I've found a lot of people who are turned off by prophecy stories. I think it is because prophesy is used so often so poorly, as a simple excuse to force a MC into action. I think as with other story-telling devices, it shouldn't be "avoid" or "include," rather it should be, "understand and use properly, or don't use at all."

The truly bad guys are people. Not robots, not aliens. Only a person can truly be evil to another person.
Interesting... I'd love for you to elaborate on this.

No puzzles.
I agree, for the kind of story Star Wars was telling, environmental puzzles weren't needed. Here again, though, this is not true of stories in general and wouldn't necessarily be a guideline for future Star Wars stories IMO.
 
This is really more of a genre decision than a reason it was good... one of the reasons I like Star Trek is specifically because they spend a little more time building plots around the "how" for the technology. Or are you saying keeping the soft sci-fi contributed to its mass appeal?
In attempting to explain everything in a short movie format, the depictions of technology universally come off as hokey. There is no way Han Solo effortlessly piloted the Falcon through an asteroid field while having a conversation. Will the story be better if we have to get an extensive explanation of the flight control system, or have to watch Solo pumping pedals and twitching joysticks? No, it will just be hokey.

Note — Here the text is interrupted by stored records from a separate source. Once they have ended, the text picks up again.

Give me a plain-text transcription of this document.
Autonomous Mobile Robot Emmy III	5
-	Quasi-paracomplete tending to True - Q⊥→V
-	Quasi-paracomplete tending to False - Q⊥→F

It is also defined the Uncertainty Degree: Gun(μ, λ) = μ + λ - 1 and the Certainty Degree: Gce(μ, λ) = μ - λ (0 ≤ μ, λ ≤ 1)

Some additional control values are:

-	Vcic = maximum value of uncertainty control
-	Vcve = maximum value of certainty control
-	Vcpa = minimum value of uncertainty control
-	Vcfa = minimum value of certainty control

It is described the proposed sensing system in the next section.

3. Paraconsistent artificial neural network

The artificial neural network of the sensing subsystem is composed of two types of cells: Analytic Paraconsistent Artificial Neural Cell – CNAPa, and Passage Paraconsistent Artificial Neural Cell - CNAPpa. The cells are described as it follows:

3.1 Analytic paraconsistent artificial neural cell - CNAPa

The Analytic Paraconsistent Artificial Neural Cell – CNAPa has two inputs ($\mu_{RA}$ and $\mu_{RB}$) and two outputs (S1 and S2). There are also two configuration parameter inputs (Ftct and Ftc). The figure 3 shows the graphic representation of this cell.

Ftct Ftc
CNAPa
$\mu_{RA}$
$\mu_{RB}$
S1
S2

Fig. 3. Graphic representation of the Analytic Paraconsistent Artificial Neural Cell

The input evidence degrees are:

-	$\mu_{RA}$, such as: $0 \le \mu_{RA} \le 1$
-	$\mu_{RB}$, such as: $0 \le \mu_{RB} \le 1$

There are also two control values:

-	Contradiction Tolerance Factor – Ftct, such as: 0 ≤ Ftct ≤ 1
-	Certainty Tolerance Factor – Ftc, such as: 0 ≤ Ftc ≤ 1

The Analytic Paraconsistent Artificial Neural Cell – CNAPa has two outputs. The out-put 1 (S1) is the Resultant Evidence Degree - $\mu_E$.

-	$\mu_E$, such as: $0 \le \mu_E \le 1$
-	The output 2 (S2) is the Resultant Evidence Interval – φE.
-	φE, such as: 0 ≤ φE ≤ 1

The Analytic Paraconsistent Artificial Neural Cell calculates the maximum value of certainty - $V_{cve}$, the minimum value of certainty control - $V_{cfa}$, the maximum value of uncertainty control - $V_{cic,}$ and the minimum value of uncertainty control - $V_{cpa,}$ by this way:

Star Trek usually handles flight controls the same way, but they do like to blather about engines and such.


Hmm, this doesn't come to mind for me when I think of the original series. I don't know the series as well as many, no doubt, but Han always seemed like a complicated anti-hero. The family relationships in the story were certainly tangled. Vader turned out to be very complicated as well. Simple motivations, I agree.
Han is not as straightforward as Luke, but he isn't much more than an opportunist that fails to keep his professional distance due to the inspiring performance of Luke and his attraction to Leia. Pretty standard character stuff, IMO.

I've found a lot of people who are turned off by prophecy stories. I think it is because prophesy is used so often so poorly, as a simple excuse to force a MC into action. I think as with other story-telling devices, it shouldn't be "avoid" or "include," rather it should be, "understand and use properly, or don't use at all."
Prophesy is just exposition in disguise.

Interesting... I'd love for you to elaborate on this.
Xenophobia is understandable. No one is outraged when a tiger eats a deer, or a person. You can only take the actions of your enemies personally if they are capable of empathy toward you, but choose to ignore that connection.

An alien or machine is understood to have different views of life and liberty.


I wasn't presenting any of these points to say "this is how movies should be written", but if anyone wanted to create the exciting feel of Star Wars and Empire again, they would do well to pay attention to some of this. Most of the failures in the follow on films can be traced to ignoring an excellent formula.